Whether the owner, members, or shareholders of the entity that received the alleged overpayment are personally liable generally turns on the corporate nature of the entity. Individually enrolled providers, sole proprietors, and partners in a partnership may generally share liability with the entity that received the overpayment, or may actually be the entity in the case of some individuals. Corporations, LLCs, and other corporate entities may offer more protection for their owners, members, or shareholders, who are generally not liable for the debts of the entity under the principle of “limited liability.” There are exceptions to limited liability which CMS (and other creditors) can attempt to use to collect from owners, but CMS rarely attempts to use these exceptions.

However, owners, members, and shareholders of entities with an alleged Medicare debt should be aware that there may be other impacts. CMS may refer the owner of an entity with an alleged Medicare debt to the OIG for placement on the OIG Exclusion List.
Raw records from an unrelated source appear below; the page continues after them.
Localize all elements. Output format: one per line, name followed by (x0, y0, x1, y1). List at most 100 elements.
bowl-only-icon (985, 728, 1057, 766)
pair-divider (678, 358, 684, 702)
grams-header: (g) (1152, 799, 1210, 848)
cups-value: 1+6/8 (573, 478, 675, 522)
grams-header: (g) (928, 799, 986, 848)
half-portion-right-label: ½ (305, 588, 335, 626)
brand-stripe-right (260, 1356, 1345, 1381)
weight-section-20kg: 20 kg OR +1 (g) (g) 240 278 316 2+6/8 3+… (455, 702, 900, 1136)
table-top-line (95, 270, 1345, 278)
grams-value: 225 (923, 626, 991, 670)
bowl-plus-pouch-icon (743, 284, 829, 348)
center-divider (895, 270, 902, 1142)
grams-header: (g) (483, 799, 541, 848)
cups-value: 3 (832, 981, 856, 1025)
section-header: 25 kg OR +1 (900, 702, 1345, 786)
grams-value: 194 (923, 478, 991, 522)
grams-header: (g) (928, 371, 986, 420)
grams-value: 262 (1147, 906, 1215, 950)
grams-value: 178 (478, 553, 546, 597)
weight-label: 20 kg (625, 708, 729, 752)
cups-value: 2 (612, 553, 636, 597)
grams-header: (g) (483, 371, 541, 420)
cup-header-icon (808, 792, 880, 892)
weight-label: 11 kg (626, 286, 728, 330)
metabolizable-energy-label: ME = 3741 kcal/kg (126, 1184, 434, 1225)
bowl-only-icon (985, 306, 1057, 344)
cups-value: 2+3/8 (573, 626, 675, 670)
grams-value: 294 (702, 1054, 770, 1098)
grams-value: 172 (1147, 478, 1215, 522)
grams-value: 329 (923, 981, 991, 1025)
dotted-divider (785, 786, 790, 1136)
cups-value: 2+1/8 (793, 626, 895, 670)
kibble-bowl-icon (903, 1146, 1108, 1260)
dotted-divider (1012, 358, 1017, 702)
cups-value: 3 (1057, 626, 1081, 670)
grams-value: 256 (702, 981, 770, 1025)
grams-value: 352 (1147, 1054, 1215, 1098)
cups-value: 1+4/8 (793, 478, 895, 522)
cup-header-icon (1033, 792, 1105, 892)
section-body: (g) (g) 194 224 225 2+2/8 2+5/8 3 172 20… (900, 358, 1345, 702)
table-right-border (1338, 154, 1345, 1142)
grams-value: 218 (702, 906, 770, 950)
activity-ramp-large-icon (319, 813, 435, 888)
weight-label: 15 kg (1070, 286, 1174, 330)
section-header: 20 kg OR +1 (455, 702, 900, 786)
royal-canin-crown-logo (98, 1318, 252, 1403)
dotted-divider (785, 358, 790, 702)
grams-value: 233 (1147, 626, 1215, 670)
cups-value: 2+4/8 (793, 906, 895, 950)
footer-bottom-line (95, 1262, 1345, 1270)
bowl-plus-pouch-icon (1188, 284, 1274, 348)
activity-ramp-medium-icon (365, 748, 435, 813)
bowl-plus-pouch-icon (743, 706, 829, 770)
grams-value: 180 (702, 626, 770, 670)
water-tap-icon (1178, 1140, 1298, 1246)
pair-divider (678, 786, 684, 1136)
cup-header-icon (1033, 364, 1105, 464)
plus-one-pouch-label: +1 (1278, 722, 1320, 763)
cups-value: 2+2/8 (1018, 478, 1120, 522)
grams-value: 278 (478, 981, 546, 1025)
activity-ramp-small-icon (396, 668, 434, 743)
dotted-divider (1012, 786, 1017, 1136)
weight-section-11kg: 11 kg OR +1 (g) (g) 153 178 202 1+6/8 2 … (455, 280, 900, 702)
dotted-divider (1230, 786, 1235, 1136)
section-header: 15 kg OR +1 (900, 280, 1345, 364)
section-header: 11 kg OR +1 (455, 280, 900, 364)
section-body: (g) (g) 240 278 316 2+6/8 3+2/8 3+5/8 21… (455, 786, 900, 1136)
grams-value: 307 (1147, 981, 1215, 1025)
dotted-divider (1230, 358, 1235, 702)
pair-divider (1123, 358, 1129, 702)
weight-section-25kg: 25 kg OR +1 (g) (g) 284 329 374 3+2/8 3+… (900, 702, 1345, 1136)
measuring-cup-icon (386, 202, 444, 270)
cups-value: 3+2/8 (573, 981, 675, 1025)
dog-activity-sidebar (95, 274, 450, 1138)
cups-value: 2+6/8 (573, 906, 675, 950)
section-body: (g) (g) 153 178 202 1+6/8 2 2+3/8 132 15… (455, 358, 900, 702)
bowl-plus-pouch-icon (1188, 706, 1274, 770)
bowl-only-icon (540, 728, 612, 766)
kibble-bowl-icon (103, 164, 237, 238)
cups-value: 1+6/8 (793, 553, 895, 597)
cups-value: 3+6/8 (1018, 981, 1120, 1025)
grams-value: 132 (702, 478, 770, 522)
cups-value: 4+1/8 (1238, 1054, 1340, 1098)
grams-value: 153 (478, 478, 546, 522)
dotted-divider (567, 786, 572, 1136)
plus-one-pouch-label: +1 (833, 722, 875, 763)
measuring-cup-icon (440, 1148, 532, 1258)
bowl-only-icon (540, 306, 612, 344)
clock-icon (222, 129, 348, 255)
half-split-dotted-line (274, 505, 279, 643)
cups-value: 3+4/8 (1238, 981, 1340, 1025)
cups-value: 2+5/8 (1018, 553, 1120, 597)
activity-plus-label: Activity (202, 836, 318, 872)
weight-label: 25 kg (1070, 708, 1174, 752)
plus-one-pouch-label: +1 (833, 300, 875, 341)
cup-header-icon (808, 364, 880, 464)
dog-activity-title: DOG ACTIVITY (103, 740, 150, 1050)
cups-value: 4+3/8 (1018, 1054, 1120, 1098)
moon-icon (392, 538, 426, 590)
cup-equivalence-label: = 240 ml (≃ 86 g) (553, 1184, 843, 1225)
CMS may also revoke the current enrollment or deny future enrollment applications of entities affiliated with the owner of an entity with outstanding Medicare debt. Perhaps most importantly, the owner or controller of an entity that knowingly causes the entity to fail to return a Medicare overpayment may create individual liability for themselves under the 60-Day Rule, Civil Monetary Penalties, and – importantly – the False Claims Act. CMS will generally also refer a debt to the US Department of Treasury for collections efforts.